C. Balakrishnan writes about having to fulfil family planning targets at the district level during the Emergency, “when the entire system was under the pervasive influence of the Crown Prince (CP) in the control of the then reigning Diva” when the CP’s Five-Point Programme was superimposed over the prime minister’s 20-Point Programme.
A ‘reluctant’ engineer-turned diplomat, Rajiv Dogra wrested a promise from a bigwig on the prize committee of the Nobel Prize for Literature that the Indian literary works would get “serious attention”. Thrilled that he could be serving the much-neglected Indian literature, he writes: “For a while, I imagined that I had won a Nobel myself.” But he baulked when most of the books he asked New Delhi to rush were old, dog-earned and some of them sub-standard works of the officials or their kin.
Bombay-bred Firoza Mehrotra had a cultural shock as a young lady officer in rural Haryana. Women justified being beaten by their husbands, citing the “saat phera” marriage ritual. Her explaining what those pheras mean was of no use in that patriarchal milieu. She was bluntly told by women she wanted to help that it was “ghar ka mamla” (a domestic issue).
Yet, the doughty officer did not hesitate to transport in her official jeep and accompany Chaudhary Devi Lal, Haryana’s highest-profile critic of the government. That was “Emergency within Emergency”, she wistfully records.
The general refrain is that governance has become “much more complex and the task of civil services much more difficult than when the 1974 batch joined service.” For one, globalization in general, India’s economy in particular, a reality now was but a subject of academic debate when these officials began. Social media has made a vast difference to their task.
Looking back, many unsavoury developments also occurred during the 1976-2012 period, including the Babri Masjid demolition, and a high number of sectarian violence. The batch of 1974 may not be culpable, but each of these events was the outcome of the failure of governance, of political leadership and the bureaucracy. Officials, some of them holding constitutional offices, took decisions that proved controversial, even detrimental. That trend persists.

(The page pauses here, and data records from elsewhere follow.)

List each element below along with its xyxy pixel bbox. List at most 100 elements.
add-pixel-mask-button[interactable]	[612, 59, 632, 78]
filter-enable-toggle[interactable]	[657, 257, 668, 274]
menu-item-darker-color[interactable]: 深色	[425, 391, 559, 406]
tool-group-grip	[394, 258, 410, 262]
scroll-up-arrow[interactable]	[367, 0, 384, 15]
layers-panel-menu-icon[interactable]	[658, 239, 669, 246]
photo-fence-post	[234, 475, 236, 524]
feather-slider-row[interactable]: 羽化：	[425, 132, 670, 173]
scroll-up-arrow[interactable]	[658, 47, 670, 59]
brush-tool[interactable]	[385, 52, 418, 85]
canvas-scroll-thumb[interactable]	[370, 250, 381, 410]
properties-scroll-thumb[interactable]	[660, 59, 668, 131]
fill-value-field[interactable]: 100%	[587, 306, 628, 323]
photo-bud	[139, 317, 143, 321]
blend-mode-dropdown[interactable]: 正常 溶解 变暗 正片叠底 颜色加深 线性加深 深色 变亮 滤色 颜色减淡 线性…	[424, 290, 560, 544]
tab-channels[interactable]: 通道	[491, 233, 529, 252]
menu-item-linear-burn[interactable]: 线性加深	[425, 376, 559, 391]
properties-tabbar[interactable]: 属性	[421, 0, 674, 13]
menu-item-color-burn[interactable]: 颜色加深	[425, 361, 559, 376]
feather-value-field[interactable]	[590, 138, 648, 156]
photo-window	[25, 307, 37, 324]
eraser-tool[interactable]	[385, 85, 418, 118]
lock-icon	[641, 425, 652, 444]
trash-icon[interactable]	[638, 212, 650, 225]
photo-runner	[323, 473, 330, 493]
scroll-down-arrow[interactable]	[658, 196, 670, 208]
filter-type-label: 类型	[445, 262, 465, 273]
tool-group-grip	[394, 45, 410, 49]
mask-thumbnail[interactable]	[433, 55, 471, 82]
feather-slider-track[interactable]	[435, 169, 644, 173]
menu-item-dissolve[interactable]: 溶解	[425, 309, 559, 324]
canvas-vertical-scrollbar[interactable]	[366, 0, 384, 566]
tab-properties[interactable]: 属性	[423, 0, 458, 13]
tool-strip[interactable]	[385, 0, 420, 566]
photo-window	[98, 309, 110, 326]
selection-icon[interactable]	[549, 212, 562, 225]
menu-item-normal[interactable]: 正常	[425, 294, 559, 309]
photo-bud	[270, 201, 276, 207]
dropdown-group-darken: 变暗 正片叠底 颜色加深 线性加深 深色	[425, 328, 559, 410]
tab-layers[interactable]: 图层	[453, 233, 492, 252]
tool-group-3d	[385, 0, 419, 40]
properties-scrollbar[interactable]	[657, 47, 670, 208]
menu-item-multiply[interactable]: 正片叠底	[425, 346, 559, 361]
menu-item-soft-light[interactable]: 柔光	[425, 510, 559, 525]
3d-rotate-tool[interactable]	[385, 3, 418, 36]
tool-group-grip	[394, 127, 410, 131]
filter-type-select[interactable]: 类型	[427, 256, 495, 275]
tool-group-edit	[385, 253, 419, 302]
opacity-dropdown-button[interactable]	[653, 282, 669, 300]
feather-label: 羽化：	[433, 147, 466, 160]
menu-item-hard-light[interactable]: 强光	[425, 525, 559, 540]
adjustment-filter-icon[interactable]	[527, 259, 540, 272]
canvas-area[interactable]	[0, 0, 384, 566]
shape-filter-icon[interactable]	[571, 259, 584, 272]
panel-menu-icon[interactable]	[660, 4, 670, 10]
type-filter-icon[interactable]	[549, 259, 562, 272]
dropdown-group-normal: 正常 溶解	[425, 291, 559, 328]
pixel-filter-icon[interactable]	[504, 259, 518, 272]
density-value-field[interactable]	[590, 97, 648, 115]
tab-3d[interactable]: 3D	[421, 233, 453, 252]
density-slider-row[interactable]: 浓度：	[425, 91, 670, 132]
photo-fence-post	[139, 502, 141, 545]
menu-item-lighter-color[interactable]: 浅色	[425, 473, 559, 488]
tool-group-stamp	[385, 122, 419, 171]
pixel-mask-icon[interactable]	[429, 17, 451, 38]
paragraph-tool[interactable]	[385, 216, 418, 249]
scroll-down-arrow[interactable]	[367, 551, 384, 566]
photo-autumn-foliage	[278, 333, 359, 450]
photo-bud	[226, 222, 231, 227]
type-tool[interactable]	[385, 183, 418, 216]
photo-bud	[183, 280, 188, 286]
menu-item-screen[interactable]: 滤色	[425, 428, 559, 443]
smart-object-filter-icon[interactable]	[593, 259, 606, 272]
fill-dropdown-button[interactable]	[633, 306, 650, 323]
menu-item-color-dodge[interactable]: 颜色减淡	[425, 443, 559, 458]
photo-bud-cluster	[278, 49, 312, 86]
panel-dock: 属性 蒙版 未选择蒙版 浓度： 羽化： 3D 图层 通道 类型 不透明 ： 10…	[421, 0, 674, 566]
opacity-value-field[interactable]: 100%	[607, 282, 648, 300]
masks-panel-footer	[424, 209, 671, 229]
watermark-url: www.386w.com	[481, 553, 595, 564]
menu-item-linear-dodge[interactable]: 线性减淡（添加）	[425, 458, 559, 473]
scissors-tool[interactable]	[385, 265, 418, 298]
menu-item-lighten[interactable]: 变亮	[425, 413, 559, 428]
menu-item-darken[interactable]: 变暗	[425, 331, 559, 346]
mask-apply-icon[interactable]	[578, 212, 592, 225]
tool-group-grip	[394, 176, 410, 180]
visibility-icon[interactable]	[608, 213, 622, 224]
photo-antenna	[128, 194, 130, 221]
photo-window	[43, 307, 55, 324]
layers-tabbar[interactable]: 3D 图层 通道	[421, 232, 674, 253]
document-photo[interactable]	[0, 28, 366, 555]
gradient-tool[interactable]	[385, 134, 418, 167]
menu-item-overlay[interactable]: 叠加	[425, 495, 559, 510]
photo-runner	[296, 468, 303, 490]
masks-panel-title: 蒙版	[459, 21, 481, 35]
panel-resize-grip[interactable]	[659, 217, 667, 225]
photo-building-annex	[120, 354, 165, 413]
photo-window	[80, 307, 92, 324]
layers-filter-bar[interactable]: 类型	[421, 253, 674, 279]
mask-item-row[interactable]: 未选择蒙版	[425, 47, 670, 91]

For the few hundred who pass the UPSC exams, thousands do not, despite repeated attempts. On the other hand, many have done medicine, IIT and IIM before choosing to become administrators. The system needs to be reformed to avoid misuse to fulfil vaulting ambitions and form a nexus between personal and political. Any modern society needs good administrators, no matter more attractive and lucrative job avenues elsewhere.
In the last decade, which does not figure in the book, more than ever before, several officials and judges have taken calculated actions that are viewed as partisan and have then taken the political plunge.
The karmcharis are now expected to become Karma Yogis in the new era. The Capacity Building Commission is designing, the ‘Karma Yogi Competence Model’ based on PM Modi’s Mann ki Baat. The government hopes that the model’s implementation will transform the officer’s mindset from being a public servant to one “where service is done without any expectation in return,” says a report. For civil servants, serving and the future, it is time to ponder.